As the global markets are spooked by the latest development over Chinese conglomerate Evergrande Group’s woes due to its debt crisis, experts believe that the situation will not be a widespread issue.
Principal Global Investors chief investment officer Todd Jablonski said it is no doubt that the incident caught investors by surprise, but the government would play its role in stabilising the market.
“No doubt it might have caused uneasiness as China is the second largest economy. This has led to investors being taken by surprise as China is at a pace of regulatory reform. However, we believe it will be contained,” he said in an interview with Bernama.
Evergrande, which is one of China’s largest property developers in sales, is a test to Beijing as analysts were cautious it could bring back China to the moment of Lehman Brothers, an investment company that faces bankruptcy in 2008.
The property sector in China contributes 30 per cent to the country’s gross domestic product.
Meanwhile, Principal Asset Management Singapore chief executive officer and chief investment officer Christopher Leow said while foreign investors might be cautious at the moment, especially those who invest in higher bonds, it would not leave a permanent impact on China’s equity market.
“This is because in 2020 there has been an establishment of a “Three Red Lines Policy” which was monitored by the government. The lines were debt over cash, debt over assets, and debt over equity. Hence, we believe it will be resolved,” he said.

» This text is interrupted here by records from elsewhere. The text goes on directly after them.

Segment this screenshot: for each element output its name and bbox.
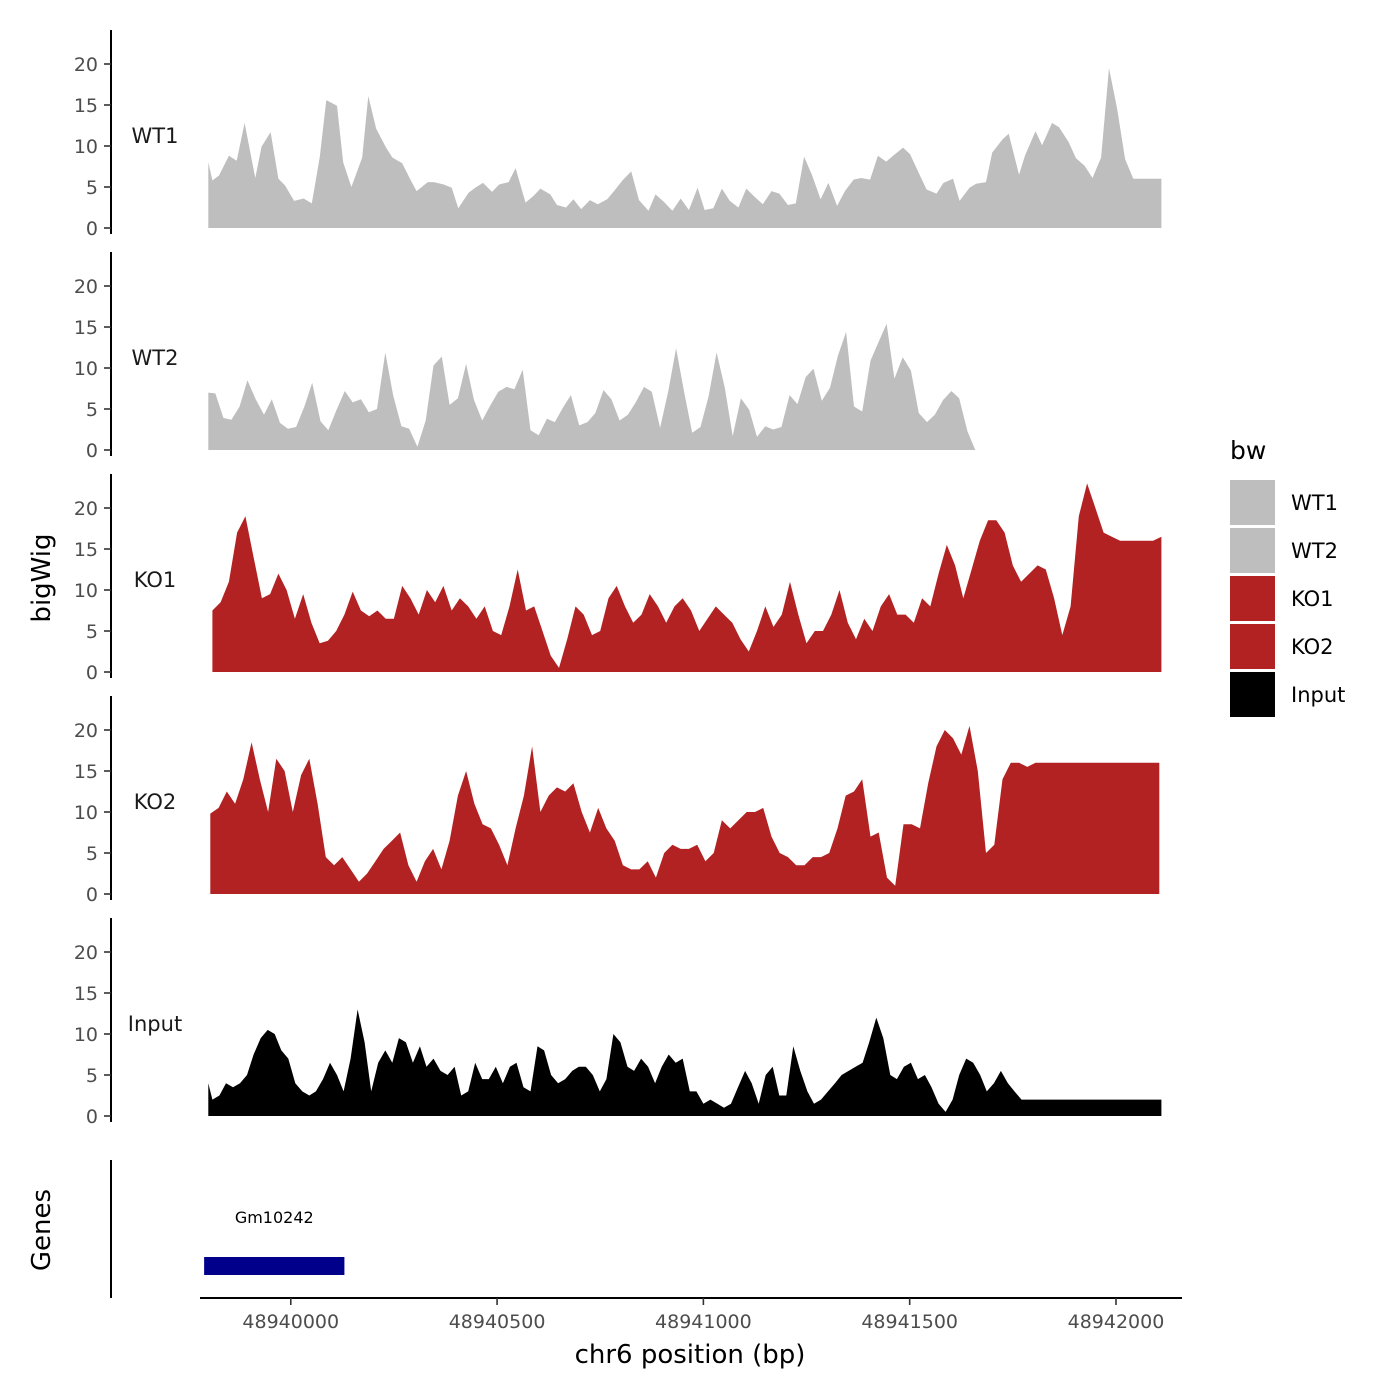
- y-tick-label: 10: [74, 136, 98, 158]
- y-tick-label: 20: [74, 498, 98, 520]
- legend-key-input: [1230, 672, 1275, 717]
- y-tick-label: 10: [74, 802, 98, 824]
- y-tick-label: 20: [74, 942, 98, 964]
- track-wt1: 0 5 10 15 20 WT1: [74, 30, 1162, 240]
- track-wt2: 0 5 10 15 20 WT2: [74, 252, 1162, 462]
- legend-key-wt2: [1230, 528, 1275, 573]
- coverage-area: [212, 483, 1162, 672]
- x-tick-label: 48942000: [1068, 1311, 1165, 1333]
- y-tick-label: 20: [74, 720, 98, 742]
- x-tick-label: 48941000: [655, 1311, 752, 1333]
- genes-panel: Genes Gm10242: [27, 1160, 345, 1298]
- y-tick-label: 15: [74, 95, 98, 117]
- y-tick-label: 10: [74, 580, 98, 602]
- legend-label: KO1: [1291, 587, 1334, 611]
- x-tick-label: 48940500: [449, 1311, 546, 1333]
- track-label: WT1: [132, 124, 179, 148]
- y-tick-label: 0: [86, 1106, 98, 1128]
- coverage-area: [208, 323, 1162, 450]
- coverage-area: [208, 1009, 1162, 1116]
- track-label: KO2: [134, 790, 177, 814]
- y-tick-label: 5: [86, 177, 98, 199]
- y-tick-label: 0: [86, 884, 98, 906]
- y-tick-label: 20: [74, 276, 98, 298]
- coverage-area: [210, 725, 1160, 894]
- coverage-tracks: 0 5 10 15 20 WT1 0 5 10 15 20 WT2 0 5 10 15 20 KO1 0 5 10 15 2…: [74, 30, 1162, 1128]
- y-tick-label: 20: [74, 54, 98, 76]
- legend-label: WT2: [1291, 539, 1338, 563]
- y-tick-label: 5: [86, 843, 98, 865]
- y-tick-label: 0: [86, 662, 98, 684]
- legend-label: Input: [1291, 683, 1345, 707]
- legend-key-wt1: [1230, 480, 1275, 525]
- legend: bw WT1 WT2 KO1 KO2 Input: [1230, 436, 1345, 717]
- legend-label: WT1: [1291, 491, 1338, 515]
- track-label: WT2: [132, 346, 179, 370]
- x-axis-title: chr6 position (bp): [575, 1340, 806, 1370]
- gene-label: Gm10242: [235, 1208, 314, 1227]
- track-label: KO1: [134, 568, 177, 592]
- genes-panel-title: Genes: [27, 1189, 57, 1271]
- track-ko2: 0 5 10 15 20 KO2: [74, 696, 1160, 906]
- y-tick-label: 10: [74, 1024, 98, 1046]
- y-axis-title: bigWig: [27, 533, 57, 622]
- y-tick-label: 0: [86, 218, 98, 240]
- y-tick-label: 5: [86, 1065, 98, 1087]
- y-tick-label: 15: [74, 317, 98, 339]
- legend-key-ko2: [1230, 624, 1275, 669]
- coverage-area: [208, 68, 1162, 228]
- y-tick-label: 15: [74, 761, 98, 783]
- y-tick-label: 15: [74, 983, 98, 1005]
- y-tick-label: 15: [74, 539, 98, 561]
- y-tick-label: 10: [74, 358, 98, 380]
- x-tick-label: 48940000: [242, 1311, 339, 1333]
- y-tick-label: 5: [86, 399, 98, 421]
- track-input: 0 5 10 15 20 Input: [74, 918, 1162, 1128]
- y-tick-label: 5: [86, 621, 98, 643]
- x-axis: 48940000 48940500 48941000 48941500 48942000…: [200, 1297, 1182, 1370]
- x-tick-label: 48941500: [861, 1311, 958, 1333]
- y-tick-label: 0: [86, 440, 98, 462]
- gene-body: [204, 1257, 345, 1275]
- track-label: Input: [128, 1012, 182, 1036]
- legend-label: KO2: [1291, 635, 1334, 659]
- track-ko1: 0 5 10 15 20 KO1: [74, 474, 1162, 684]
- legend-title: bw: [1230, 436, 1266, 465]
- legend-key-ko1: [1230, 576, 1275, 621]
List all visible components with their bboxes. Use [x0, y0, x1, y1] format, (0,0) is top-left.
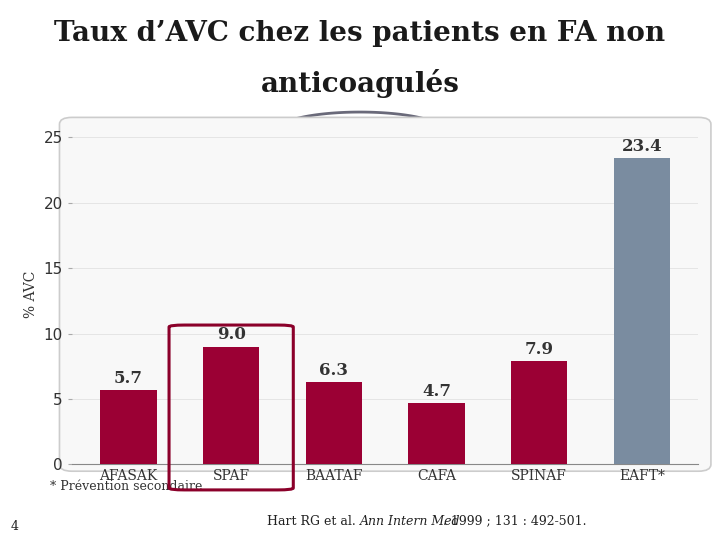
Bar — [511, 361, 567, 464]
Bar — [408, 403, 465, 464]
Text: 7.9: 7.9 — [525, 341, 554, 358]
Text: 9.0: 9.0 — [217, 326, 246, 343]
Text: 4.7: 4.7 — [422, 383, 451, 400]
Bar — [203, 347, 259, 464]
Bar — [613, 158, 670, 464]
Text: * Prévention secondaire: * Prévention secondaire — [50, 480, 203, 492]
Bar — [100, 390, 157, 464]
Text: Ann Intern Med: Ann Intern Med — [360, 515, 461, 528]
FancyBboxPatch shape — [60, 117, 711, 471]
Text: 4: 4 — [11, 520, 19, 534]
Text: . 1999 ; 131 : 492-501.: . 1999 ; 131 : 492-501. — [443, 515, 586, 528]
Bar — [305, 382, 362, 464]
Text: 5.7: 5.7 — [114, 369, 143, 387]
Text: Hart RG et al.: Hart RG et al. — [267, 515, 360, 528]
Y-axis label: % AVC: % AVC — [24, 271, 38, 318]
Text: anticoagulés: anticoagulés — [261, 69, 459, 98]
Text: 6.3: 6.3 — [320, 362, 348, 379]
Text: Taux d’AVC chez les patients en FA non: Taux d’AVC chez les patients en FA non — [55, 20, 665, 47]
Text: 23.4: 23.4 — [621, 138, 662, 155]
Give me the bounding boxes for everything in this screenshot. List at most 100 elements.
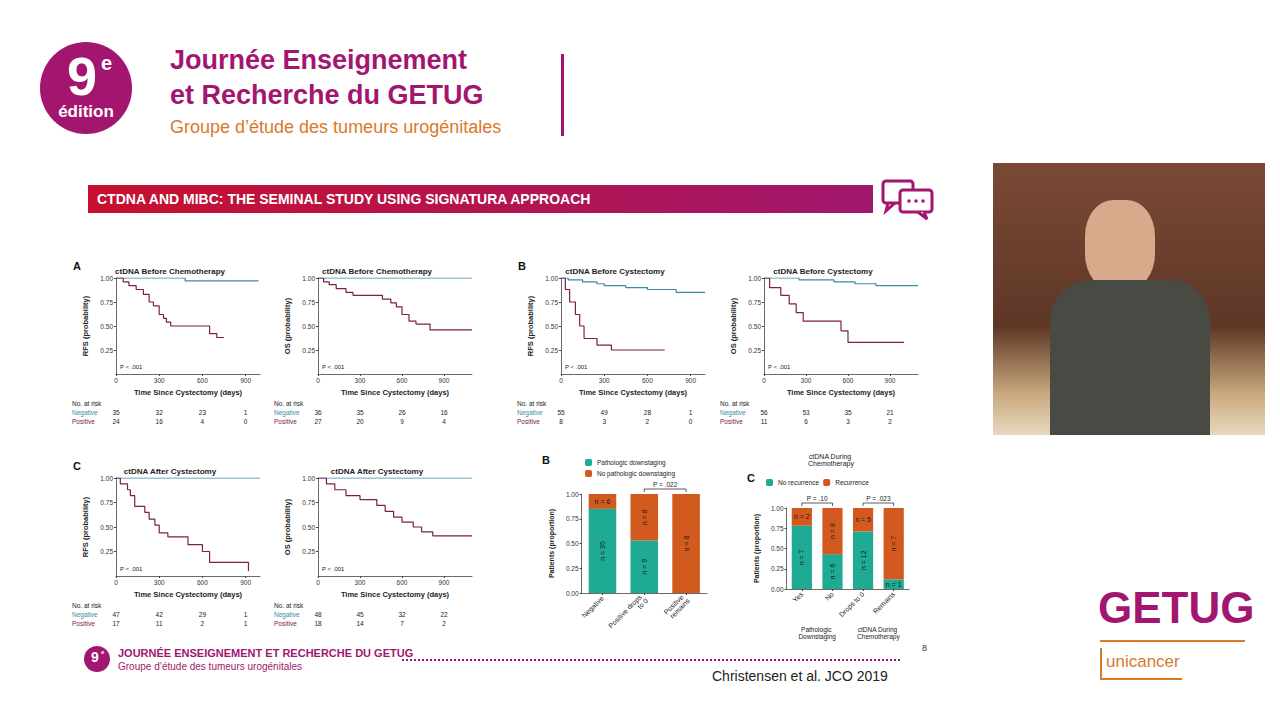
svg-text:P = .022: P = .022: [653, 481, 678, 488]
svg-text:RFS (probability): RFS (probability): [526, 295, 535, 356]
svg-text:Yes: Yes: [791, 590, 804, 603]
svg-text:0: 0: [316, 579, 320, 586]
svg-text:OS (probability): OS (probability): [729, 297, 738, 354]
svg-text:Recurrence: Recurrence: [835, 479, 869, 486]
svg-text:900: 900: [685, 377, 696, 384]
svg-text:n = 1: n = 1: [886, 581, 902, 588]
svg-text:8: 8: [559, 418, 563, 425]
svg-text:remains: remains: [669, 597, 692, 620]
svg-text:2: 2: [646, 418, 650, 425]
svg-text:ctDNA After Cystectomy: ctDNA After Cystectomy: [331, 467, 424, 476]
svg-text:0: 0: [244, 418, 248, 425]
svg-text:900: 900: [885, 377, 896, 384]
svg-text:1.00: 1.00: [748, 275, 761, 282]
svg-text:Chemotherapy: Chemotherapy: [808, 460, 854, 468]
svg-text:No. at risk: No. at risk: [517, 400, 547, 407]
svg-text:600: 600: [397, 579, 408, 586]
svg-text:n = 12: n = 12: [860, 550, 867, 570]
svg-text:4: 4: [201, 418, 205, 425]
svg-text:2: 2: [888, 418, 892, 425]
svg-text:Positive: Positive: [72, 620, 95, 627]
svg-text:7: 7: [400, 620, 404, 627]
svg-text:n = 6: n = 6: [829, 564, 836, 580]
svg-text:P < .001: P < .001: [120, 566, 143, 572]
svg-text:900: 900: [439, 579, 450, 586]
svg-text:Time Since Cystectomy (days): Time Since Cystectomy (days): [341, 590, 450, 599]
svg-text:P < .001: P < .001: [768, 364, 791, 370]
svg-text:B: B: [518, 260, 526, 272]
svg-text:No. at risk: No. at risk: [274, 400, 304, 407]
svg-text:0.50: 0.50: [545, 323, 558, 330]
svg-text:P = .023: P = .023: [866, 495, 891, 502]
svg-text:Negative: Negative: [72, 409, 98, 417]
svg-text:35: 35: [112, 409, 120, 416]
svg-text:300: 300: [154, 579, 165, 586]
svg-text:0.00: 0.00: [566, 590, 579, 597]
svg-text:1.00: 1.00: [100, 475, 113, 482]
svg-text:26: 26: [398, 409, 406, 416]
svg-text:0.50: 0.50: [771, 545, 784, 552]
svg-text:n = 6: n = 6: [595, 498, 611, 505]
svg-text:900: 900: [240, 377, 251, 384]
svg-text:600: 600: [197, 579, 208, 586]
svg-text:0.00: 0.00: [771, 586, 784, 593]
svg-text:P < .001: P < .001: [322, 566, 345, 572]
svg-text:1: 1: [689, 409, 693, 416]
svg-text:300: 300: [599, 377, 610, 384]
svg-text:1.00: 1.00: [545, 275, 558, 282]
svg-text:35: 35: [356, 409, 364, 416]
svg-text:23: 23: [199, 409, 207, 416]
svg-text:300: 300: [355, 377, 366, 384]
svg-text:600: 600: [642, 377, 653, 384]
svg-text:Negative: Negative: [72, 611, 98, 619]
svg-text:n = 8: n = 8: [683, 536, 690, 552]
svg-text:0.75: 0.75: [771, 525, 784, 532]
svg-text:Time Since Cystectomy (days): Time Since Cystectomy (days): [134, 590, 243, 599]
svg-text:0.25: 0.25: [100, 548, 113, 555]
svg-text:21: 21: [886, 409, 894, 416]
svg-text:20: 20: [356, 418, 364, 425]
svg-text:No. at risk: No. at risk: [274, 602, 304, 609]
svg-text:1.00: 1.00: [100, 275, 113, 282]
svg-text:B: B: [542, 454, 550, 466]
svg-text:0.25: 0.25: [302, 548, 315, 555]
svg-text:0: 0: [316, 377, 320, 384]
svg-text:1.00: 1.00: [566, 491, 579, 498]
svg-text:600: 600: [843, 377, 854, 384]
svg-text:Pathologic downstaging: Pathologic downstaging: [597, 459, 666, 467]
svg-text:0: 0: [559, 377, 563, 384]
svg-text:0.50: 0.50: [748, 323, 761, 330]
svg-text:ctDNA Before Chemotherapy: ctDNA Before Chemotherapy: [322, 267, 432, 276]
svg-text:OS (probability): OS (probability): [283, 297, 292, 354]
svg-text:P < .001: P < .001: [565, 364, 588, 370]
svg-text:300: 300: [801, 377, 812, 384]
svg-text:0.25: 0.25: [302, 347, 315, 354]
svg-text:0.75: 0.75: [302, 299, 315, 306]
svg-text:Positive drops: Positive drops: [607, 592, 645, 630]
svg-text:22: 22: [440, 611, 448, 618]
svg-text:Remains: Remains: [872, 590, 897, 615]
svg-text:to 0: to 0: [636, 597, 649, 610]
svg-text:35: 35: [844, 409, 852, 416]
svg-text:0.75: 0.75: [748, 299, 761, 306]
svg-text:47: 47: [112, 611, 120, 618]
svg-text:2: 2: [201, 620, 205, 627]
svg-text:Chemotherapy: Chemotherapy: [857, 633, 900, 641]
svg-text:Patients (proportion): Patients (proportion): [548, 509, 556, 578]
svg-text:ctDNA Before Cystectomy: ctDNA Before Cystectomy: [565, 267, 665, 276]
svg-text:32: 32: [398, 611, 406, 618]
svg-text:0.50: 0.50: [566, 540, 579, 547]
svg-text:Negative: Negative: [580, 594, 605, 619]
svg-text:n = 2: n = 2: [794, 513, 810, 520]
svg-text:11: 11: [761, 418, 768, 425]
svg-text:900: 900: [240, 579, 251, 586]
svg-text:Negative: Negative: [274, 409, 300, 417]
svg-text:11: 11: [156, 620, 163, 627]
svg-text:14: 14: [356, 620, 364, 627]
svg-text:No pathologic downstaging: No pathologic downstaging: [597, 470, 675, 478]
svg-text:ctDNA Before Chemotherapy: ctDNA Before Chemotherapy: [115, 267, 225, 276]
svg-text:0.75: 0.75: [100, 499, 113, 506]
svg-text:45: 45: [356, 611, 364, 618]
svg-text:No. at risk: No. at risk: [720, 400, 750, 407]
svg-text:n = 5: n = 5: [855, 516, 871, 523]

Despite the development, Todd said the global asset outlook remains on the uptrend, driven by global recovery from COVID-19’s impact, as well as credit exposure.
“Year-to-date, we have seen contraction due to the pandemic. However, we can see from the trend that we have almost recovered. China, despite its earlier contraction, can surely rebound. Emerging markets meanwhile, will move in line with China’s recovery,” he said.